Por esas mismas fechas, dice que empezó a ser favorecida con
visiones "imaginarias" e "intelectuales", que habrán ya de
sucederse a lo largo de toda su vida.
Su primera gran aventura terminó con la fundación del convento
reformado de San José de Ávila en 1562, año en que se cierra el
relato de la Vida. Pero a Teresa le queda aún la difusión de su
obra reformadora, la fundación de conventos por las tierras de
España: Medina del Campo, Malagón, Valladolid, Toledo, Pastrana,
Alba de Tormes, Salamanca, Segovia, Beas, Sevilla, Caravaca,
Villanueva de la Jara, Palencia, Soria y Burgos, además de la
colaboración en la reforma de la rama masculina de la orden
carmelita, emprendida por San Juan de la Cruz. Todo ello nos lo
relata en el Libro de las fundaciones –junto con las Cartas-.
Pero a su vez, la santa tuvo que atender a la formación de sus
religiosas, velar para que se conservara el espíritu de la
reforma, y para ello escribió dos tratados, los dos basados en
su propia experiencia: El Camino de la perfección y las Moradas
del castillo interior.
La expansión de la obra reformadora de Teresa de Jesús, motivó
la reacción de los miembros de la antigua observancia, a pesar
de que sus Constituciones fueron aprobadas en 1563 por Pio V.
Tras largos años de incesante peregrinación por las tierras de
España, el día 21 de septiembre de 1582, Teresa llega enferma y
agotada al convento de Alba de Tormes.

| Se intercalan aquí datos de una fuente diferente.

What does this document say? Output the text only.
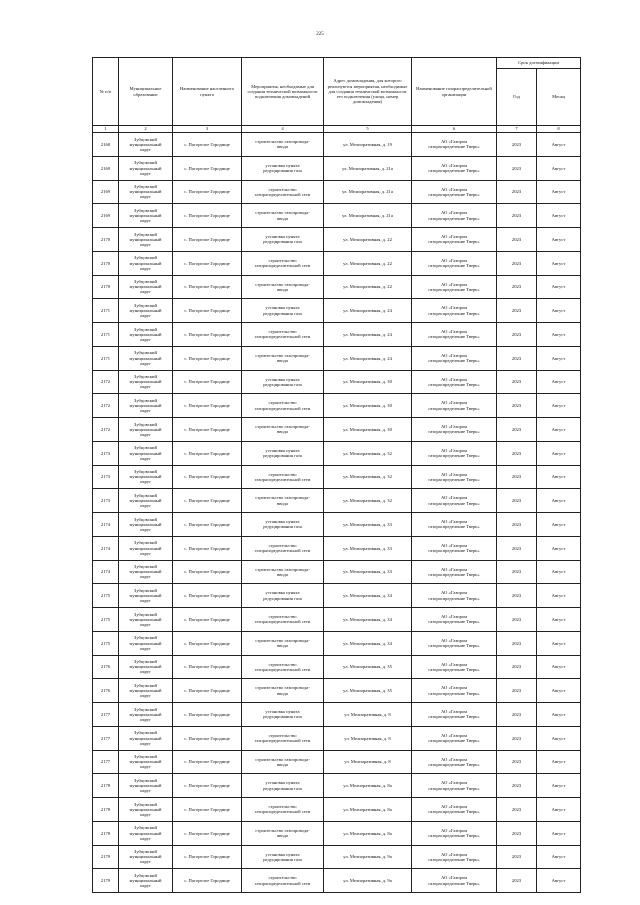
225
№ п/п	Муниципальное образование	Наименование населенного пункта	Мероприятия, необходимые для создания технической возможности подключения домовладений	Адрес домовладения, для которого реализуются мероприятия, необходимые для создания технической возможности его подключения (улица, номер домовладения)	Наименование газораспределительной организации	Срок догазификации	
						Год	Месяц
1	2	3	4	5	6	7	8
2168	Зубцовский
муниципальный
округ	с. Погорелое Городище	строительство газопровода-
ввода	ул. Мелиоративная, д. 19	АО «Газпром
газораспределение Тверь»	2023	Август
2169	Зубцовский
муниципальный
округ	с. Погорелое Городище	установка пункта
редуцирования газа	ул. Мелиоративная, д. 21а	АО «Газпром
газораспределение Тверь»	2023	Август
2169	Зубцовский
муниципальный
округ	с. Погорелое Городище	строительство
газораспределительной сети	ул. Мелиоративная, д. 21а	АО «Газпром
газораспределение Тверь»	2023	Август
2169	Зубцовский
муниципальный
округ	с. Погорелое Городище	строительство газопровода-
ввода	ул. Мелиоративная, д. 21а	АО «Газпром
газораспределение Тверь»	2023	Август
2170	Зубцовский
муниципальный
округ	с. Погорелое Городище	установка пункта
редуцирования газа	ул. Мелиоративная, д. 22	АО «Газпром
газораспределение Тверь»	2023	Август
2170	Зубцовский
муниципальный
округ	с. Погорелое Городище	строительство
газораспределительной сети	ул. Мелиоративная, д. 22	АО «Газпром
газораспределение Тверь»	2023	Август
2170	Зубцовский
муниципальный
округ	с. Погорелое Городище	строительство газопровода-
ввода	ул. Мелиоративная, д. 22	АО «Газпром
газораспределение Тверь»	2023	Август
2171	Зубцовский
муниципальный
округ	с. Погорелое Городище	установка пункта
редуцирования газа	ул. Мелиоративная, д. 24	АО «Газпром
газораспределение Тверь»	2023	Август
2171	Зубцовский
муниципальный
округ	с. Погорелое Городище	строительство
газораспределительной сети	ул. Мелиоративная, д. 24	АО «Газпром
газораспределение Тверь»	2023	Август
2171	Зубцовский
муниципальный
округ	с. Погорелое Городище	строительство газопровода-
ввода	ул. Мелиоративная, д. 24	АО «Газпром
газораспределение Тверь»	2023	Август
2172	Зубцовский
муниципальный
округ	с. Погорелое Городище	установка пункта
редуцирования газа	ул. Мелиоративная, д. 30	АО «Газпром
газораспределение Тверь»	2023	Август
2172	Зубцовский
муниципальный
округ	с. Погорелое Городище	строительство
газораспределительной сети	ул. Мелиоративная, д. 30	АО «Газпром
газораспределение Тверь»	2023	Август
2172	Зубцовский
муниципальный
округ	с. Погорелое Городище	строительство газопровода-
ввода	ул. Мелиоративная, д. 30	АО «Газпром
газораспределение Тверь»	2023	Август
2173	Зубцовский
муниципальный
округ	с. Погорелое Городище	установка пункта
редуцирования газа	ул. Мелиоративная, д. 32	АО «Газпром
газораспределение Тверь»	2023	Август
2173	Зубцовский
муниципальный
округ	с. Погорелое Городище	строительство
газораспределительной сети	ул. Мелиоративная, д. 32	АО «Газпром
газораспределение Тверь»	2023	Август
2173	Зубцовский
муниципальный
округ	с. Погорелое Городище	строительство газопровода-
ввода	ул. Мелиоративная, д. 32	АО «Газпром
газораспределение Тверь»	2023	Август
2174	Зубцовский
муниципальный
округ	с. Погорелое Городище	установка пункта
редуцирования газа	ул. Мелиоративная, д. 33	АО «Газпром
газораспределение Тверь»	2023	Август
2174	Зубцовский
муниципальный
округ	с. Погорелое Городище	строительство
газораспределительной сети	ул. Мелиоративная, д. 33	АО «Газпром
газораспределение Тверь»	2023	Август
2174	Зубцовский
муниципальный
округ	с. Погорелое Городище	строительство газопровода-
ввода	ул. Мелиоративная, д. 33	АО «Газпром
газораспределение Тверь»	2023	Август
2175	Зубцовский
муниципальный
округ	с. Погорелое Городище	установка пункта
редуцирования газа	ул. Мелиоративная, д. 34	АО «Газпром
газораспределение Тверь»	2023	Август
2175	Зубцовский
муниципальный
округ	с. Погорелое Городище	строительство
газораспределительной сети	ул. Мелиоративная, д. 34	АО «Газпром
газораспределение Тверь»	2023	Август
2175	Зубцовский
муниципальный
округ	с. Погорелое Городище	строительство газопровода-
ввода	ул. Мелиоративная, д. 34	АО «Газпром
газораспределение Тверь»	2023	Август
2176	Зубцовский
муниципальный
округ	с. Погорелое Городище	строительство
газораспределительной сети	ул. Мелиоративная, д. 35	АО «Газпром
газораспределение Тверь»	2023	Август
2176	Зубцовский
муниципальный
округ	с. Погорелое Городище	строительство газопровода-
ввода	ул. Мелиоративная, д. 35	АО «Газпром
газораспределение Тверь»	2023	Август
2177	Зубцовский
муниципальный
округ	с. Погорелое Городище	установка пункта
редуцирования газа	ул. Мелиоративная, д. 8	АО «Газпром
газораспределение Тверь»	2023	Август
2177	Зубцовский
муниципальный
округ	с. Погорелое Городище	строительство
газораспределительной сети	ул. Мелиоративная, д. 8	АО «Газпром
газораспределение Тверь»	2023	Август
2177	Зубцовский
муниципальный
округ	с. Погорелое Городище	строительство газопровода-
ввода	ул. Мелиоративная, д. 8	АО «Газпром
газораспределение Тверь»	2023	Август
2178	Зубцовский
муниципальный
округ	с. Погорелое Городище	установка пункта
редуцирования газа	ул. Мелиоративная, д. 8а	АО «Газпром
газораспределение Тверь»	2023	Август
2178	Зубцовский
муниципальный
округ	с. Погорелое Городище	строительство
газораспределительной сети	ул. Мелиоративная, д. 8а	АО «Газпром
газораспределение Тверь»	2023	Август
2178	Зубцовский
муниципальный
округ	с. Погорелое Городище	строительство газопровода-
ввода	ул. Мелиоративная, д. 8а	АО «Газпром
газораспределение Тверь»	2023	Август
2179	Зубцовский
муниципальный
округ	с. Погорелое Городище	установка пункта
редуцирования газа	ул. Мелиоративная, д. 9а	АО «Газпром
газораспределение Тверь»	2023	Август
2179	Зубцовский
муниципальный
округ	с. Погорелое Городище	строительство
газораспределительной сети	ул. Мелиоративная, д. 9а	АО «Газпром
газораспределение Тверь»	2023	Август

Quince días después, el 4
de octubre, moría allí Teresa de Jesús.
La santa escritora siempre estuvo vigilada por sus superiores y
sometida al cerco de la Inquisición que llegó a llevarla en
Sevilla a uno de sus tribunales, debido a su origen
judeoconverso.
Teresa de Jesús arremete contra el orgullo de la alta nobleza
obsesionada por los estatutos de limpieza de sangre. "Siempre he
estimado en más la virtud que el linaje", escribe la santa.
Si la actividad mística era ya de por sí sospechosa a los
inquisidores, imaginemos lo que habría de ocurrir si además esa
actividad es ejercida por una monja -una mujer- que no tenía
limpieza de sangre. Es en esta tesitura, cuando verdaderamente
puede medirse el alcance de esta mujer extraordinaria desafiando
a los más altos poderes establecidos de su momento histórico.
Por un lado, situada frente a los sectores más conservadores de
la Iglesia, se convierte en líder de la reforma conventual
europea. Por otro lado, desafía a la Inquisición en lo que ésta
tiene de más retrógrado, al defender una estructura injusta y
discriminatoria de la sociedad, contra la que ella lucha
denodadamente, Finalmente se convierte en pionera del feminismo
al reivindicar el derecho de la mujer a una espiritualidad
propia y liberada, en un momento en que la piedad femenina
estaba desprestigiada.
La santa escritora de Ávila escribe a vuela pluma, en los
descansos de los viajes, en las breves permanencias en los
conventos, sin tiempo para cuidar el estilo, para releer lo
escrito o para verificar las comprobaciones más indispensables.
Rehúye la terminología teológica; prefiere sustituirla por
palabras usuales, al alcance de todos. La santa escribía como
hablaba. Su obra está llena de silencio divino, de palabra
divina; de amor. De aquel santo desatino que llamó la santa con
su humildad a su divino disparate de amor, de vida.
"Asirse bien de Dios que no se muda", es lo que ella quiere.
"Mirad bien -nos dice- cuán presto se mudan las personas y cuán
poco hay que fiar de ellas y así hay que asirse bien de Dios,
que no se muda."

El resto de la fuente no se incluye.